Two Republican lawmakers, Michael Venditto of Massapequa and Joseph Belesi of Farmingdale, would be in the same district under the new map. Belesi has said he is considering retiring.

The approved lines were amended to restore Democratic Legis. David Denenberg, of Merrick, to his district after his home had been removed in a prior map. However, significant numbers of registered Republicans were added to his territory.

Legis. Denise Ford of Long Beach, a registered Democrat who caucuses with Republicans, had refused to vote for the redistricting plan until Denenberg was restored to his district. She said Tuesday that while the map wasn't perfect, "faced with the choices before me, I vote yes."

Denenberg said he is considering seeking re-election.

Jericho Gardens, a small community in New Cassel, was restored to the 2nd District in an amendment after Legis.

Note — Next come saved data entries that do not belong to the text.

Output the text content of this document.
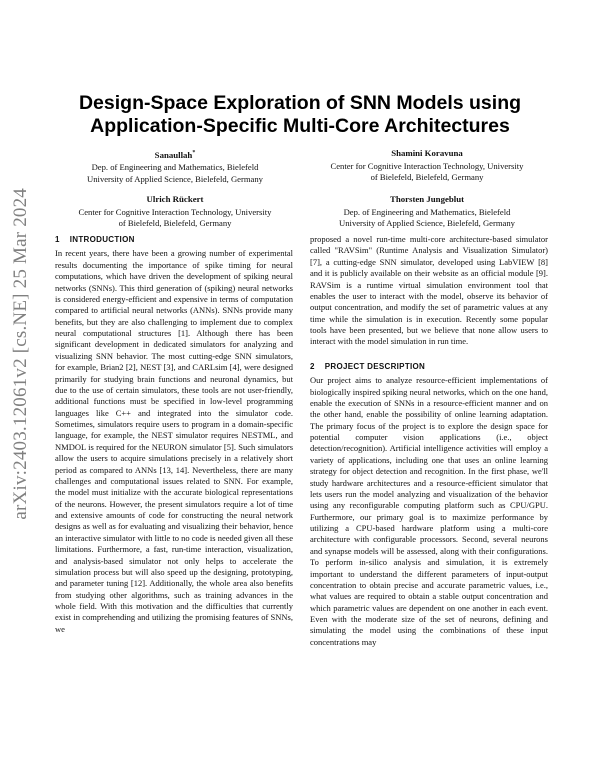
arXiv:2403.12061v2 [cs.NE] 25 Mar 2024
Design-Space Exploration of SNN Models using
Application-Specific Multi-Core Architectures
Sanaullah*
Dep. of Engineering and Mathematics, Bielefeld
University of Applied Science, Bielefeld, Germany
Shamini Koravuna
Center for Cognitive Interaction Technology, University
of Bielefeld, Bielefeld, Germany
Ulrich Rückert
Center for Cognitive Interaction Technology, University
of Bielefeld, Bielefeld, Germany
Thorsten Jungeblut
Dep. of Engineering and Mathematics, Bielefeld
University of Applied Science, Bielefeld, Germany
1 INTRODUCTION

In recent years, there have been a growing number of experimental results documenting the importance of spike timing for neural computations, which have driven the development of spiking neural networks (SNNs). This third generation of (spiking) neural networks is considered energy-efficient and expensive in terms of computation compared to artificial neural networks (ANNs). SNNs provide many benefits, but they are also challenging to implement due to complex neural computational structures [1]. Although there has been significant development in dedicated simulators for analyzing and visualizing SNN behavior. The most cutting-edge SNN simulators, for example, Brian2 [2], NEST [3], and CARLsim [4], were designed primarily for studying brain functions and neuronal dynamics, but due to the use of certain simulators, these tools are not user-friendly, additional functions must be specified in low-level programming languages like C++ and integrated into the simulator code. Sometimes, simulators require users to program in a domain-specific language, for example, the NEST simulator requires NESTML, and NMDOL is required for the NEURON simulator [5]. Such simulators allow the users to acquire simulations precisely in a relatively short period as compared to ANNs [13, 14]. Nevertheless, there are many challenges and computational issues related to SNN. For example, the model must initialize with the accurate biological representations of the neurons. However, the present simulators require a lot of time and extensive amounts of code for constructing the neural network designs as well as for evaluating and visualizing their behavior, hence an interactive simulator with little to no code is needed given all these limitations. Furthermore, a fast, run-time interaction, visualization, and analysis-based simulator not only helps to accelerate the simulation process but will also speed up the designing, prototyping, and parameter tuning [12]. Additionally, the whole area also benefits from studying other algorithms, such as training advances in the whole field. With this motivation and the difficulties that currently exist in comprehending and utilizing the promising features of SNNs, we

proposed a novel run-time multi-core architecture-based simulator called "RAVSim" (Runtime Analysis and Visualization Simulator) [7], a cutting-edge SNN simulator, developed using LabVIEW [8] and it is publicly available on their website as an official module [9]. RAVSim is a runtime virtual simulation environment tool that enables the user to interact with the model, observe its behavior of output concentration, and modify the set of parametric values at any time while the simulation is in execution. Recently some popular tools have been presented, but we believe that none allow users to interact with the model simulation in run time.

2 PROJECT DESCRIPTION

Our project aims to analyze resource-efficient implementations of biologically inspired spiking neural networks, which on the one hand, enable the execution of SNNs in a resource-efficient manner and on the other hand, enable the possibility of online learning adaptation. The primary focus of the project is to explore the design space for potential computer vision applications (i.e., object detection/recognition). Artificial intelligence activities will employ a variety of applications, including one that uses an online learning strategy for object detection and recognition. In the first phase, we'll study hardware architectures and a resource-efficient simulator that lets users run the model analyzing and visualization of the behavior using any reconfigurable computing platform such as CPU/GPU. Furthermore, our primary goal is to maximize performance by utilizing a CPU-based hardware platform using a multi-core architecture with configurable processors. Second, several neurons and synapse models will be assessed, along with their configurations. To perform in-silico analysis and simulation, it is extremely important to understand the different parameters of input-output concentration to obtain precise and accurate parametric values, i.e., what values are required to obtain a stable output concentration and which parametric values are dependent on one another in each event. Even with the moderate size of the set of neurons, defining and simulating the model using the combinations of these input concentrations may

Robert Troiano (D-Westbury) protested.

Troiano argued unsuccessfully Tuesday for some of more than 5,000 people who were moved out of Hempstead Village in his district and into the 14th, which includes Garden City, Carle Place, Old Westbury and Bethpage, to be moved back. "They have little in common with those other communities," he said.Jane Thomas, co-president of the League of Women Voters of Nassau County, said the new "map only makes cosmetic changes and still appears to be . . . a gerrymandered map . . . to benefit the majority party of this legislature."

Attorney Frederick Brewington of Hempstead said his office plans to file suit against the redistricting plan on behalf of members of the community over possible constitutional and Voting Rights Act issues.

County Executive Edward Mangano, a Republican, must sign off on the new map. Spokesman Brian Nevin said Tuesday that Mangano "will review the plan once he receives it from the legislature."

Legislative districts are redrawn every 10 years following the decennial census.